I recently finished reading Sidney Dekker's Field Guide to Understanding Human Error and an important concept in the book is that of local rationality. Local rationality is the idea that during the events leading up to accidents, people are acting in a way that makes sense to them at the time. All of their knowledge, training, experience, organizational culture, and input from the environment combines to influence the decisions people make and the actions they take.
If you strive to understand what was locally rational to operators, you can start to understand why things happened as they did. You see things from their point of view. It occurred to me that the local rationality principle is not limited to the study of human factors.
In a previous post I described possible sources for good context one can add to alerts that page operators. For example, surfacing the reason the check exists (i.e. something failed in the past and the check is the result of a remediation item) or what additional information the operator can review, are good places to start. However, often left undescribed, is why the alert matters in the first place. Perhaps it's common knowledge that the check's importance is implied simply by the fact that it was configured to wake you in the middle of the night. However, I like my sleep, so if a computer is going to wake me up, I want the alert content to be as explicit as possible.
Be Locally Rational
When writing monitoring checks, be conscious of those things that may seem obvious to you, the check writer, that influence the need for, and design of, the check:
- Was there previously some spectacular outage that precipitated writing this check?

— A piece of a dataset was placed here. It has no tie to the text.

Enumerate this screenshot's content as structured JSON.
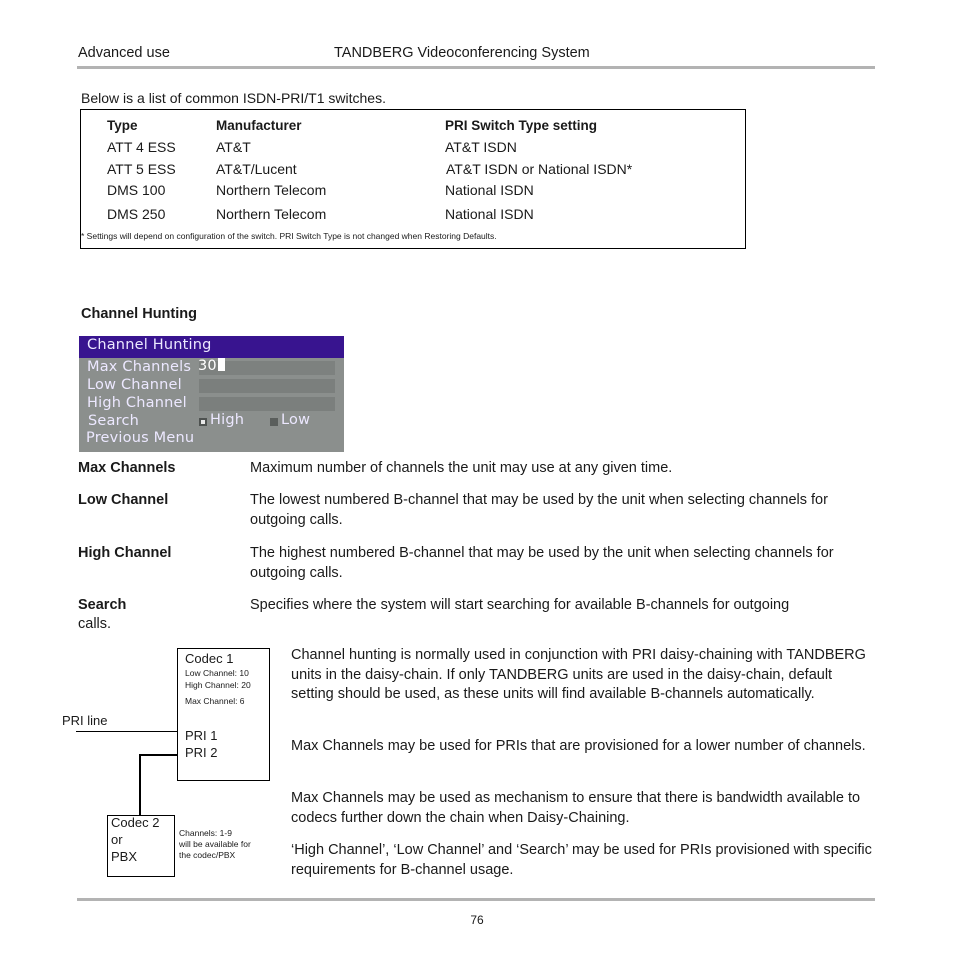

- Why does this check operate the way that it does?
- Why does it make sense to have a human address this rather than automate the response?
- Is there useful tribal knowledge around this check that new teammates aren't aware of?
I'm certain there are more questions others think of when they receive alerts, but it all boils down to "Why does it make sense to page me with this alert?" Having that context jumpstarts the response and, frankly, helps motivate the operator. I can say from my own experience that nothing is more demotivating on call than receiving an alert with no coherent background information to at least point me in the right direction to understand what's happening.
Be locally rational when writing checks. Source your knowledge, training, experience, organizational culture, and input from your environment to help influence the decisions operators make and the actions they take.